I cannot forget Penguins either! This is a camp ritual where every day of the week/weekend you attend you take a morning dip in the lake to get your name on the penguin board. Chara and I did it last year, but this year we didn't. We went the first day, and Chara even got the Penguin of the Day for her enthusiasm and not even complaining that she cold. The next 2 days we didn't go...we were tired, I'd ask Chara if she wanted to get up and go and she'd pretty much roll over and go back to sleep. She was a little disappointed to realize that her name would not go on the board for this year, but I have a feeling next year we will be doing it every morning. Not something I'm too excited about. It's freezing and I'm not a great morning person...I don't get crabby, but an ice cold dip in the lake is not my idea of a great way to wake up in the morning.
Despite my peeling skin from forgetting to reapply the sunscreen and being exhausted Chara and I left the weekend refreshed and ready for the rest of the summer.

Thursday, June 17, 2010

Drive through Difference....sort of

Tuesday night Chara and I went to Target to get a couple of groceries, only to get to the check out and find out that I forgot my debit card in my jeans pocket at home. So, hoping that it would work, I wrote a check...because as you know those things are all scanned now too. It didn't and they needed to see my ID/driver's license which happened to be in the same pocket as my card. The cashier was gracious but didn't have anyway to override that. She kept trying to offer suggestions..."Maybe you could call your husband."
"I'm not married."
She kept trying to push buttons and think of something else to do...she asked the cashier in the line next to us, who didn't think that there was anything that could be done. The manager then came and couldn't help us either.
All the while there was a man waiting in line behind us, with three girls...all early teens. He had a look of annoyance on his face when he got in line, so I was trying my best to think of options quickly so that he could get through the line and be finished.
The cashier was still trying to offer suggestions...
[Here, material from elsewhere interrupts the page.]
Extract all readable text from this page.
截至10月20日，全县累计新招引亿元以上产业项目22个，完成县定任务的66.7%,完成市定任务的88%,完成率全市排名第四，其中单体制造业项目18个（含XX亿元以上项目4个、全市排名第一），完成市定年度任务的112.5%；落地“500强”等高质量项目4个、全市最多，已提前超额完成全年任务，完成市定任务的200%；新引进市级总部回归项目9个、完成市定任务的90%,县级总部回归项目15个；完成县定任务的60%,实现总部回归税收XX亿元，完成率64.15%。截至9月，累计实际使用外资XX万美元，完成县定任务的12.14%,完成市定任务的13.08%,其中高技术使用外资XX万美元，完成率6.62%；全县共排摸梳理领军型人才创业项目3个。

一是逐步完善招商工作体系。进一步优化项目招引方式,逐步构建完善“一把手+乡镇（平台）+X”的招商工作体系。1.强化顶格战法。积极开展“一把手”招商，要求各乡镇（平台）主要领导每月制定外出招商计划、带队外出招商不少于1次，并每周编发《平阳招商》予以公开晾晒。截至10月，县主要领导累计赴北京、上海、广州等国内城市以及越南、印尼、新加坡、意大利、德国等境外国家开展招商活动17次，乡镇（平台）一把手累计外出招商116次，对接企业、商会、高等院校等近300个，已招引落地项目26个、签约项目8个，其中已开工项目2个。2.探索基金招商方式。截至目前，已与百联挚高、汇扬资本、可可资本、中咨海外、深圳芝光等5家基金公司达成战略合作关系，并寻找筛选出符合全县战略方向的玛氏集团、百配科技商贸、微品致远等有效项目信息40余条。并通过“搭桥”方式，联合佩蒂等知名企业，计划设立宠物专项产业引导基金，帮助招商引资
Finally the man behind us interrupted and asked how much the total was...around 80 bucks. He then proceeded to say that he would pay for it! I was in shock..I think I asked him if he was sure and he said yes. The employees told me that all I really needed was a driver's license number and said it might work if he just gave his and he replied that he wanted to just pay. I immediately burst into tears. This man didn't even know me except that I was a single-mom trying to get a few groceries. I thanked him over and over again and he said to just make sure I do the same thing for someone else one day. I think I said something to the effect of, "Of course I will."
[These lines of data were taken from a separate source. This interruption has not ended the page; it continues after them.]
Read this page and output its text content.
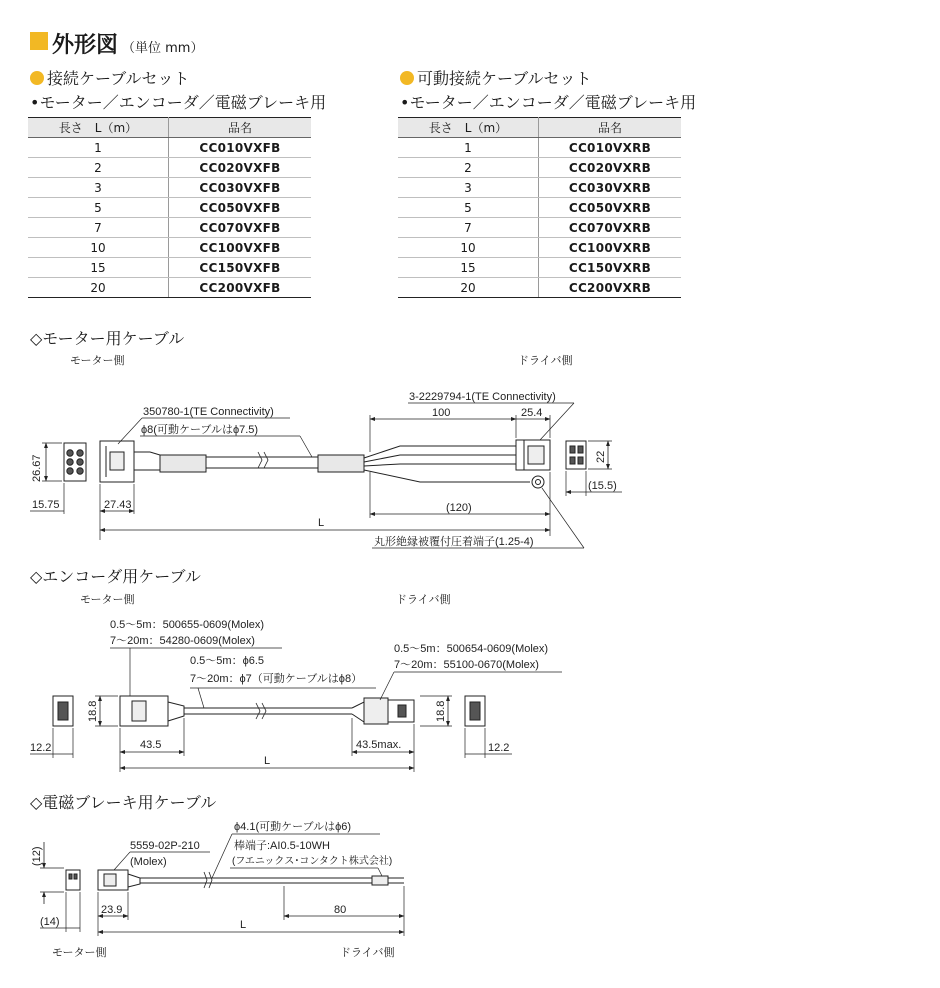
外形図 （単位 mm）
接続ケーブルセット
•モーター／エンコーダ／電磁ブレーキ用
長さ　L（m）	品名
1	CC010VXFB
2	CC020VXFB
3	CC030VXFB
5	CC050VXFB
7	CC070VXFB
10	CC100VXFB
15	CC150VXFB
20	CC200VXFB
可動接続ケーブルセット
•モーター／エンコーダ／電磁ブレーキ用
長さ　L（m）	品名
1	CC010VXRB
2	CC020VXRB
3	CC030VXRB
5	CC050VXRB
7	CC070VXRB
10	CC100VXRB
15	CC150VXRB
20	CC200VXRB
◇モーター用ケーブル
モーター側	ドライバ側
◇エンコーダ用ケーブル
モーター側	ドライバ側
◇電磁ブレーキ用ケーブル
モーター側	ドライバ側
350780-1(TE Connectivity)
ϕ8(可動ケーブルはϕ7.5)
3-2229794-1(TE Connectivity)
100	25.4
(120)
26.67
15.75	27.43
L
22
(15.5)
丸形絶縁被覆付圧着端子(1.25-4)
0.5～5m：500655-0609(Molex)
7～20m：54280-0609(Molex)
0.5～5m：ϕ6.5
7～20m：ϕ7（可動ケーブルはϕ8）
0.5～5m：500654-0609(Molex)
7～20m：55100-0670(Molex)
18.8	18.8
12.2	12.2
43.5	43.5max.
L
ϕ4.1(可動ケーブルはϕ6)
5559-02P-210
(Molex)
棒端子:AI0.5-10WH
(フエニックス･コンタクト株式会社)
(12)
(14)
23.9	80
L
When we were walking away I wanted to show some sort of appreciation for what he had done for me. I ended up saying Happy Father's Day...seems pretty small despite what he did for me. He seemed to genuinely appreciate it, but still it felt like such a small gesture.
That one swipe of his credit card made my week, heck maybe even my month!
His generosity has motivated me to be more focused and aware of how I treat others. Not just strangers at the store, but Chara and the residents I work with.
I'm also taking it as a gesture that God is thinking about me and wanted me to know that He loves me.
So, please be on the lookout for some small way that you can make a difference in the lives of those around you. It may be just what they need to know that they are valuable and worth living this life!